The bookmaking odds constantly lag behind the optimism of the agnostic expected goals modelling and simulation, although prior knowledge of the usual fate of title upstarts may account for this reasonably pessimistic stance in the case of the former. No one has gate crashed the title party from outside the usual elite since 1995.

But the Foxes were increasingly taken seriously from all sides following respective wins over Chelsea, Spurs, Liverpool and Man City from week 16 onwards.  

Even when WHU briefly headed Leicester in third place after 10 matches, the Hammers didn't quite possess the underlying expected goals stats and number of earned points to muscle into the probabilistic expected goals title reckoning.
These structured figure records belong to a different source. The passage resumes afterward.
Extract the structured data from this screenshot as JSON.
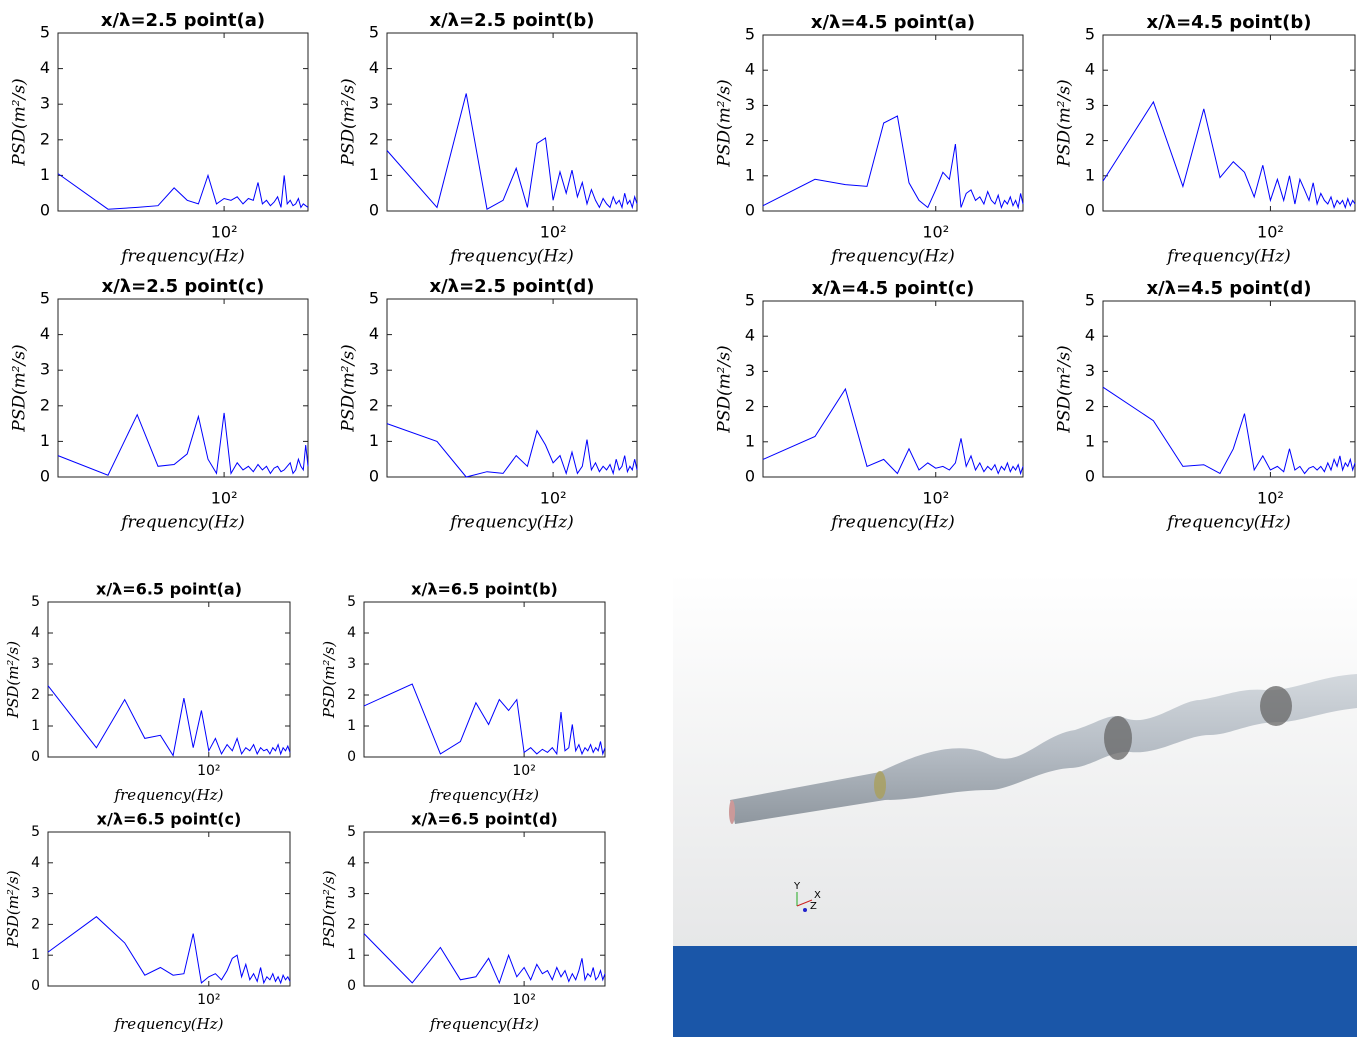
{
  "chart_data": [
    {
      "type": "line",
      "title": "x/λ=2.5 point(a)",
      "x_label": "frequency(Hz)",
      "y_label": "PSD(m²/s)",
      "xscale": "log",
      "grid": false,
      "color": "#0000ff",
      "xlim": [
        10,
        320
      ],
      "ylim": [
        0,
        5
      ],
      "yticks": [
        0,
        1,
        2,
        3,
        4,
        5
      ],
      "xticks": [
        {
          "value": 100,
          "label": "10²"
        }
      ],
      "x": [
        10,
        20,
        30,
        40,
        50,
        60,
        70,
        80,
        90,
        100,
        110,
        120,
        130,
        140,
        150,
        160,
        170,
        180,
        190,
        200,
        210,
        220,
        230,
        240,
        250,
        260,
        270,
        280,
        290,
        300,
        310,
        320
      ],
      "values": [
        1.05,
        0.05,
        0.1,
        0.15,
        0.65,
        0.3,
        0.2,
        1.0,
        0.2,
        0.35,
        0.3,
        0.4,
        0.2,
        0.35,
        0.3,
        0.8,
        0.2,
        0.3,
        0.15,
        0.25,
        0.4,
        0.1,
        1.0,
        0.2,
        0.3,
        0.15,
        0.2,
        0.35,
        0.1,
        0.2,
        0.15,
        0.1
      ]
    },
    {
      "type": "line",
      "title": "x/λ=2.5 point(b)",
      "x_label": "frequency(Hz)",
      "y_label": "PSD(m²/s)",
      "xscale": "log",
      "grid": false,
      "color": "#0000ff",
      "xlim": [
        10,
        320
      ],
      "ylim": [
        0,
        5
      ],
      "yticks": [
        0,
        1,
        2,
        3,
        4,
        5
      ],
      "xticks": [
        {
          "value": 100,
          "label": "10²"
        }
      ],
      "x": [
        10,
        20,
        30,
        40,
        50,
        60,
        70,
        80,
        90,
        100,
        110,
        120,
        130,
        140,
        150,
        160,
        170,
        180,
        190,
        200,
        210,
        220,
        230,
        240,
        250,
        260,
        270,
        280,
        290,
        300,
        310,
        320
      ],
      "values": [
        1.7,
        0.1,
        3.3,
        0.05,
        0.3,
        1.2,
        0.1,
        1.9,
        2.05,
        0.3,
        1.1,
        0.5,
        1.15,
        0.4,
        0.8,
        0.2,
        0.6,
        0.3,
        0.1,
        0.35,
        0.2,
        0.1,
        0.4,
        0.2,
        0.3,
        0.1,
        0.5,
        0.2,
        0.3,
        0.1,
        0.4,
        0.2
      ]
    },
    {
      "type": "line",
      "title": "x/λ=4.5 point(a)",
      "x_label": "frequency(Hz)",
      "y_label": "PSD(m²/s)",
      "xscale": "log",
      "grid": false,
      "color": "#0000ff",
      "xlim": [
        10,
        320
      ],
      "ylim": [
        0,
        5
      ],
      "yticks": [
        0,
        1,
        2,
        3,
        4,
        5
      ],
      "xticks": [
        {
          "value": 100,
          "label": "10²"
        }
      ],
      "x": [
        10,
        20,
        30,
        40,
        50,
        60,
        70,
        80,
        90,
        100,
        110,
        120,
        130,
        140,
        150,
        160,
        170,
        180,
        190,
        200,
        210,
        220,
        230,
        240,
        250,
        260,
        270,
        280,
        290,
        300,
        310,
        320
      ],
      "values": [
        0.15,
        0.9,
        0.75,
        0.7,
        2.5,
        2.7,
        0.8,
        0.3,
        0.1,
        0.6,
        1.1,
        0.9,
        1.9,
        0.1,
        0.5,
        0.6,
        0.3,
        0.4,
        0.2,
        0.55,
        0.3,
        0.2,
        0.45,
        0.1,
        0.3,
        0.2,
        0.4,
        0.15,
        0.3,
        0.1,
        0.5,
        0.2
      ]
    },
    {
      "type": "line",
      "title": "x/λ=4.5 point(b)",
      "x_label": "frequency(Hz)",
      "y_label": "PSD(m²/s)",
      "xscale": "log",
      "grid": false,
      "color": "#0000ff",
      "xlim": [
        10,
        320
      ],
      "ylim": [
        0,
        5
      ],
      "yticks": [
        0,
        1,
        2,
        3,
        4,
        5
      ],
      "xticks": [
        {
          "value": 100,
          "label": "10²"
        }
      ],
      "x": [
        10,
        20,
        30,
        40,
        50,
        60,
        70,
        80,
        90,
        100,
        110,
        120,
        130,
        140,
        150,
        160,
        170,
        180,
        190,
        200,
        210,
        220,
        230,
        240,
        250,
        260,
        270,
        280,
        290,
        300,
        310,
        320
      ],
      "values": [
        0.85,
        3.1,
        0.7,
        2.9,
        0.95,
        1.4,
        1.1,
        0.4,
        1.3,
        0.3,
        0.9,
        0.3,
        1.0,
        0.2,
        0.9,
        0.6,
        0.3,
        0.8,
        0.2,
        0.5,
        0.3,
        0.2,
        0.4,
        0.1,
        0.3,
        0.2,
        0.3,
        0.1,
        0.35,
        0.15,
        0.3,
        0.2
      ]
    },
    {
      "type": "line",
      "title": "x/λ=2.5 point(c)",
      "x_label": "frequency(Hz)",
      "y_label": "PSD(m²/s)",
      "xscale": "log",
      "grid": false,
      "color": "#0000ff",
      "xlim": [
        10,
        320
      ],
      "ylim": [
        0,
        5
      ],
      "yticks": [
        0,
        1,
        2,
        3,
        4,
        5
      ],
      "xticks": [
        {
          "value": 100,
          "label": "10²"
        }
      ],
      "x": [
        10,
        20,
        30,
        40,
        50,
        60,
        70,
        80,
        90,
        100,
        110,
        120,
        130,
        140,
        150,
        160,
        170,
        180,
        190,
        200,
        210,
        220,
        230,
        240,
        250,
        260,
        270,
        280,
        290,
        300,
        310,
        320
      ],
      "values": [
        0.6,
        0.05,
        1.75,
        0.3,
        0.35,
        0.65,
        1.7,
        0.5,
        0.1,
        1.8,
        0.1,
        0.4,
        0.2,
        0.3,
        0.15,
        0.35,
        0.2,
        0.3,
        0.1,
        0.25,
        0.3,
        0.15,
        0.2,
        0.3,
        0.4,
        0.1,
        0.2,
        0.5,
        0.3,
        0.2,
        0.9,
        0.3
      ]
    },
    {
      "type": "line",
      "title": "x/λ=2.5 point(d)",
      "x_label": "frequency(Hz)",
      "y_label": "PSD(m²/s)",
      "xscale": "log",
      "grid": false,
      "color": "#0000ff",
      "xlim": [
        10,
        320
      ],
      "ylim": [
        0,
        5
      ],
      "yticks": [
        0,
        1,
        2,
        3,
        4,
        5
      ],
      "xticks": [
        {
          "value": 100,
          "label": "10²"
        }
      ],
      "x": [
        10,
        20,
        30,
        40,
        50,
        60,
        70,
        80,
        90,
        100,
        110,
        120,
        130,
        140,
        150,
        160,
        170,
        180,
        190,
        200,
        210,
        220,
        230,
        240,
        250,
        260,
        270,
        280,
        290,
        300,
        310,
        320
      ],
      "values": [
        1.5,
        1.0,
        0.0,
        0.15,
        0.1,
        0.6,
        0.3,
        1.3,
        0.9,
        0.4,
        0.6,
        0.1,
        0.7,
        0.1,
        0.3,
        1.05,
        0.2,
        0.4,
        0.15,
        0.3,
        0.2,
        0.35,
        0.1,
        0.5,
        0.2,
        0.3,
        0.6,
        0.15,
        0.3,
        0.2,
        0.5,
        0.2
      ]
    },
    {
      "type": "line",
      "title": "x/λ=4.5 point(c)",
      "x_label": "frequency(Hz)",
      "y_label": "PSD(m²/s)",
      "xscale": "log",
      "grid": false,
      "color": "#0000ff",
      "xlim": [
        10,
        320
      ],
      "ylim": [
        0,
        5
      ],
      "yticks": [
        0,
        1,
        2,
        3,
        4,
        5
      ],
      "xticks": [
        {
          "value": 100,
          "label": "10²"
        }
      ],
      "x": [
        10,
        20,
        30,
        40,
        50,
        60,
        70,
        80,
        90,
        100,
        110,
        120,
        130,
        140,
        150,
        160,
        170,
        180,
        190,
        200,
        210,
        220,
        230,
        240,
        250,
        260,
        270,
        280,
        290,
        300,
        310,
        320
      ],
      "values": [
        0.5,
        1.15,
        2.5,
        0.3,
        0.5,
        0.1,
        0.8,
        0.2,
        0.4,
        0.25,
        0.3,
        0.2,
        0.4,
        1.1,
        0.3,
        0.6,
        0.2,
        0.4,
        0.15,
        0.3,
        0.2,
        0.35,
        0.1,
        0.3,
        0.2,
        0.4,
        0.15,
        0.3,
        0.2,
        0.35,
        0.1,
        0.3
      ]
    },
    {
      "type": "line",
      "title": "x/λ=4.5 point(d)",
      "x_label": "frequency(Hz)",
      "y_label": "PSD(m²/s)",
      "xscale": "log",
      "grid": false,
      "color": "#0000ff",
      "xlim": [
        10,
        320
      ],
      "ylim": [
        0,
        5
      ],
      "yticks": [
        0,
        1,
        2,
        3,
        4,
        5
      ],
      "xticks": [
        {
          "value": 100,
          "label": "10²"
        }
      ],
      "x": [
        10,
        20,
        30,
        40,
        50,
        60,
        70,
        80,
        90,
        100,
        110,
        120,
        130,
        140,
        150,
        160,
        170,
        180,
        190,
        200,
        210,
        220,
        230,
        240,
        250,
        260,
        270,
        280,
        290,
        300,
        310,
        320
      ],
      "values": [
        2.55,
        1.6,
        0.3,
        0.35,
        0.1,
        0.8,
        1.8,
        0.2,
        0.6,
        0.2,
        0.3,
        0.15,
        0.8,
        0.2,
        0.3,
        0.1,
        0.25,
        0.3,
        0.2,
        0.3,
        0.15,
        0.4,
        0.2,
        0.5,
        0.3,
        0.6,
        0.2,
        0.4,
        0.3,
        0.5,
        0.2,
        0.4
      ]
    },
    {
      "type": "line",
      "title": "x/λ=6.5 point(a)",
      "x_label": "frequency(Hz)",
      "y_label": "PSD(m²/s)",
      "xscale": "log",
      "grid": false,
      "color": "#0000ff",
      "xlim": [
        10,
        320
      ],
      "ylim": [
        0,
        5
      ],
      "yticks": [
        0,
        1,
        2,
        3,
        4,
        5
      ],
      "xticks": [
        {
          "value": 100,
          "label": "10²"
        }
      ],
      "x": [
        10,
        20,
        30,
        40,
        50,
        60,
        70,
        80,
        90,
        100,
        110,
        120,
        130,
        140,
        150,
        160,
        170,
        180,
        190,
        200,
        210,
        220,
        230,
        240,
        250,
        260,
        270,
        280,
        290,
        300,
        310,
        320
      ],
      "values": [
        2.3,
        0.3,
        1.85,
        0.6,
        0.7,
        0.05,
        1.9,
        0.3,
        1.5,
        0.2,
        0.6,
        0.1,
        0.4,
        0.2,
        0.6,
        0.1,
        0.3,
        0.2,
        0.4,
        0.1,
        0.3,
        0.2,
        0.25,
        0.1,
        0.3,
        0.2,
        0.4,
        0.1,
        0.3,
        0.2,
        0.35,
        0.15
      ]
    },
    {
      "type": "line",
      "title": "x/λ=6.5 point(b)",
      "x_label": "frequency(Hz)",
      "y_label": "PSD(m²/s)",
      "xscale": "log",
      "grid": false,
      "color": "#0000ff",
      "xlim": [
        10,
        320
      ],
      "ylim": [
        0,
        5
      ],
      "yticks": [
        0,
        1,
        2,
        3,
        4,
        5
      ],
      "xticks": [
        {
          "value": 100,
          "label": "10²"
        }
      ],
      "x": [
        10,
        20,
        30,
        40,
        50,
        60,
        70,
        80,
        90,
        100,
        110,
        120,
        130,
        140,
        150,
        160,
        170,
        180,
        190,
        200,
        210,
        220,
        230,
        240,
        250,
        260,
        270,
        280,
        290,
        300,
        310,
        320
      ],
      "values": [
        1.65,
        2.35,
        0.1,
        0.5,
        1.75,
        1.05,
        1.85,
        1.5,
        1.85,
        0.15,
        0.3,
        0.1,
        0.25,
        0.15,
        0.3,
        0.1,
        1.45,
        0.2,
        0.3,
        1.05,
        0.2,
        0.4,
        0.1,
        0.3,
        0.2,
        0.4,
        0.15,
        0.3,
        0.2,
        0.5,
        0.1,
        0.3
      ]
    },
    {
      "type": "line",
      "title": "x/λ=6.5 point(c)",
      "x_label": "frequency(Hz)",
      "y_label": "PSD(m²/s)",
      "xscale": "log",
      "grid": false,
      "color": "#0000ff",
      "xlim": [
        10,
        320
      ],
      "ylim": [
        0,
        5
      ],
      "yticks": [
        0,
        1,
        2,
        3,
        4,
        5
      ],
      "xticks": [
        {
          "value": 100,
          "label": "10²"
        }
      ],
      "x": [
        10,
        20,
        30,
        40,
        50,
        60,
        70,
        80,
        90,
        100,
        110,
        120,
        130,
        140,
        150,
        160,
        170,
        180,
        190,
        200,
        210,
        220,
        230,
        240,
        250,
        260,
        270,
        280,
        290,
        300,
        310,
        320
      ],
      "values": [
        1.1,
        2.25,
        1.4,
        0.35,
        0.6,
        0.35,
        0.4,
        1.7,
        0.1,
        0.3,
        0.4,
        0.2,
        0.5,
        0.9,
        1.0,
        0.3,
        0.7,
        0.2,
        0.4,
        0.15,
        0.6,
        0.1,
        0.3,
        0.2,
        0.4,
        0.15,
        0.3,
        0.1,
        0.35,
        0.2,
        0.3,
        0.15
      ]
    },
    {
      "type": "line",
      "title": "x/λ=6.5 point(d)",
      "x_label": "frequency(Hz)",
      "y_label": "PSD(m²/s)",
      "xscale": "log",
      "grid": false,
      "color": "#0000ff",
      "xlim": [
        10,
        320
      ],
      "ylim": [
        0,
        5
      ],
      "yticks": [
        0,
        1,
        2,
        3,
        4,
        5
      ],
      "xticks": [
        {
          "value": 100,
          "label": "10²"
        }
      ],
      "x": [
        10,
        20,
        30,
        40,
        50,
        60,
        70,
        80,
        90,
        100,
        110,
        120,
        130,
        140,
        150,
        160,
        170,
        180,
        190,
        200,
        210,
        220,
        230,
        240,
        250,
        260,
        270,
        280,
        290,
        300,
        310,
        320
      ],
      "values": [
        1.7,
        0.1,
        1.25,
        0.2,
        0.3,
        0.9,
        0.1,
        1.0,
        0.3,
        0.6,
        0.2,
        0.7,
        0.4,
        0.5,
        0.2,
        0.6,
        0.3,
        0.5,
        0.15,
        0.4,
        0.2,
        0.5,
        0.9,
        0.2,
        0.4,
        0.3,
        0.6,
        0.2,
        0.3,
        0.5,
        0.2,
        0.4
      ]
    }
  ],
  "render": {
    "axis_labels": [
      "Y",
      "Z",
      "X"
    ]
  }
}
Leicester spent their title teens posting on average around 1.7 expected goals per game while conceding just over 1.3 in return. But when chance creation slipped by a couple of tenths, the defence caught the slack to maintain a healthy positive expected goals difference as they moved from their twenties into early middle age.

Lots of things fell right for Leicester during 2015/16, either at their own hand or the meltdown of other North London rivals. But they did provide a valuable lesson. 

Namely, the past, especially a cursory reading of general trends, rather than a deeper examination of expected achievements is only an imperfect indicator of the future for a reasonably young sporting ecosystem, such as the Premier League.

* many of these simulations have been posted on twitter over the season, so other than the natural variation within 10,000 sims using the same input, none have been “tweaked”.